Compte - rendu

Menace au couteau dans un restaurant rapide : le suspect déclare une usurpation d’identité.

À Ath, dans la nuit du 1er septembre 2023, un homme sous l’effet d’alcool aurait brandi un couteau de sa poche pour menacer le personnel de King of Kebab, après qu’on lui a refusé une sauce gratuite. Il dénonce auprès de la justice une usurpation d’identité et déclare ne pas avoir commis ce fait.

Le suspect, âgé de 51 ans, aurait été contacté par la justice, recevant une lettre de convocation au tribunal de Tournai le 23 septembre 2025. Néanmoins, il ne réagit pas à cette convocation, car il estime que cette lettre ne le concerne pas et que la justice a commis une erreur. Par la suite, une nouvelle lettre lui est envoyée. Cette fois-ci, il réagit : il contacte son avocat pour lui expliquer son incompréhension.

Les policiers se rendent à son domicile, mais celui-ci persiste à affirmer qu’il n’a rien fait. Lors de son audience au tribunal le 4 novembre 2025, il affirme que ces faits ne seraient pas faisables, étant donné qu’il vit actuellement à Molenbeek et que la seule raison qui le relie à Ath est son ex-femme.

Son avocat le défend en démontrant qu’aucune preuve de son identité n’a été présentée, alors que deux caméras au snack sont actives 24h/24 et ajoute : « Je pense que cette situation se retourne contre mon client ».  Il continue en précisant que, lors des faits, la famille a affirmé que le suspect se trouvait en compagnie de son frère et de ses parents à Bruxelles.

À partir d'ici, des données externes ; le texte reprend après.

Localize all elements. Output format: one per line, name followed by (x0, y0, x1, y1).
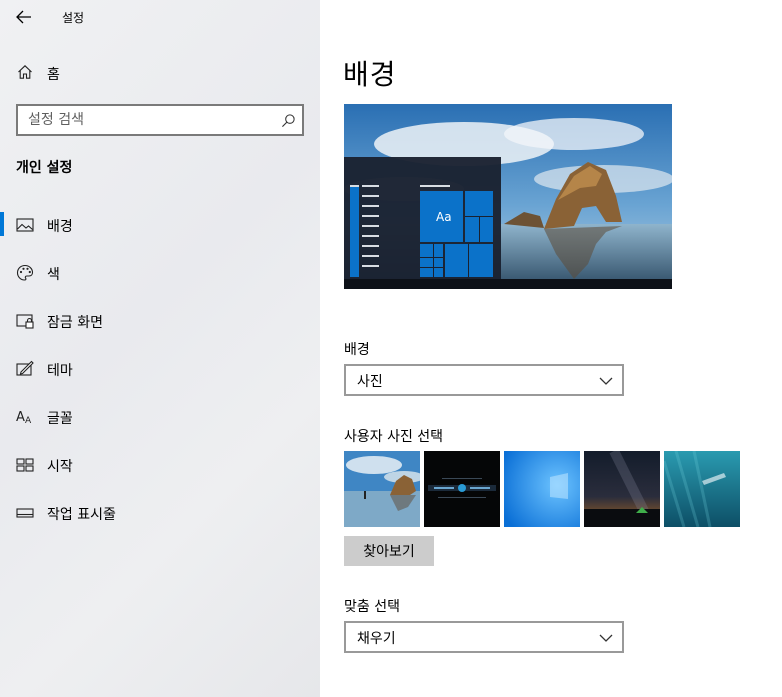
home-icon (18, 65, 32, 79)
svg-text:A: A (25, 416, 32, 426)
section-title: 개인 설정 (16, 160, 73, 176)
theme-icon (16, 360, 34, 376)
lock-screen-icon (16, 314, 34, 329)
home-label: 홈 (47, 67, 60, 83)
sidebar-nav: 배경 색 잠금 화면 테마 A A 글꼴 시작 작업 표시줄 (0, 208, 320, 544)
sidebar-item-theme[interactable]: 테마 (0, 352, 320, 400)
background-dropdown[interactable]: 사진 (344, 364, 624, 396)
sidebar-item-label: 시작 (47, 459, 73, 475)
choose-picture-label: 사용자 사진 선택 (344, 429, 444, 445)
search-box[interactable] (16, 104, 304, 136)
background-label: 배경 (344, 342, 370, 358)
beach-arch-thumbnail[interactable] (344, 451, 420, 527)
fit-label: 맞춤 선택 (344, 599, 400, 615)
search-icon[interactable] (281, 113, 296, 128)
sidebar-item-lock-screen[interactable]: 잠금 화면 (0, 304, 320, 352)
main-content: 배경 Aa 배경 사진 사용자 사진 선택 찾아보기 맞춤 선택 채우기 (320, 0, 782, 697)
sidebar-item-label: 테마 (47, 363, 73, 379)
sidebar-item-taskbar[interactable]: 작업 표시줄 (0, 496, 320, 544)
sidebar-item-fonts[interactable]: A A 글꼴 (0, 400, 320, 448)
desktop-preview: Aa (344, 104, 672, 289)
back-arrow-icon (16, 10, 31, 24)
sidebar-item-label: 글꼴 (47, 411, 73, 427)
sidebar-item-label: 색 (47, 267, 60, 283)
chevron-down-icon (599, 634, 613, 642)
picture-icon (16, 218, 34, 232)
chevron-down-icon (599, 377, 613, 385)
picture-thumbnails (344, 451, 744, 527)
fit-dropdown[interactable]: 채우기 (344, 621, 624, 653)
font-icon: A A (16, 410, 32, 426)
sidebar-item-label: 잠금 화면 (47, 315, 103, 331)
sidebar-item-label: 배경 (47, 219, 73, 235)
svg-text:A: A (16, 410, 25, 425)
preview-tile-text: Aa (436, 210, 452, 224)
palette-icon (16, 264, 34, 281)
sidebar-item-background[interactable]: 배경 (0, 208, 320, 256)
night-sky-thumbnail[interactable] (584, 451, 660, 527)
title-bar: 설정 (0, 0, 320, 34)
background-dropdown-value: 사진 (357, 374, 383, 390)
browse-button[interactable]: 찾아보기 (344, 536, 434, 566)
page-title: 배경 (343, 58, 397, 91)
dark-logo-thumbnail[interactable] (424, 451, 500, 527)
sidebar-item-start[interactable]: 시작 (0, 448, 320, 496)
sidebar-item-color[interactable]: 색 (0, 256, 320, 304)
fit-dropdown-value: 채우기 (357, 631, 396, 647)
search-input[interactable] (26, 110, 276, 130)
taskbar-icon (16, 508, 34, 518)
app-title: 설정 (62, 11, 85, 25)
sidebar: 설정 홈 개인 설정 배경 (0, 0, 320, 697)
back-button[interactable] (10, 5, 38, 29)
start-icon (16, 458, 34, 472)
home-link[interactable]: 홈 (0, 56, 320, 88)
preview-start-menu (344, 157, 501, 279)
underwater-thumbnail[interactable] (664, 451, 740, 527)
sidebar-item-label: 작업 표시줄 (47, 507, 116, 523)
windows-blue-thumbnail[interactable] (504, 451, 580, 527)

Le procureur du roi rétorque à l’avocat en lui disant que ses arguments ne sont pas valables, car lors de l’arrestation de l’auteur des faits, celui-ci n’avait aucun papier sur lui. Les policiers ont donc accédé à une base de données qui permet d’identifier la personne, ce qui prouve que cet homme serait le réel coupable. La juge surenchérit en demandant à l’accusé pourquoi celui-ci n’a pas contacté son avocat ou la police dès la première réception de sa convocation.

Le suspect a déjà été condamné pour des faits de violence en 1999. Cette information a été prise en compte lors de l’audience, dans le cadre de l’examen de sa situation judiciaire. Il risque une peine de huit mois de prison s’il est reconnu coupable des faits survenus à Ath. Le jugement sera prononcé le 9 décembre 2025.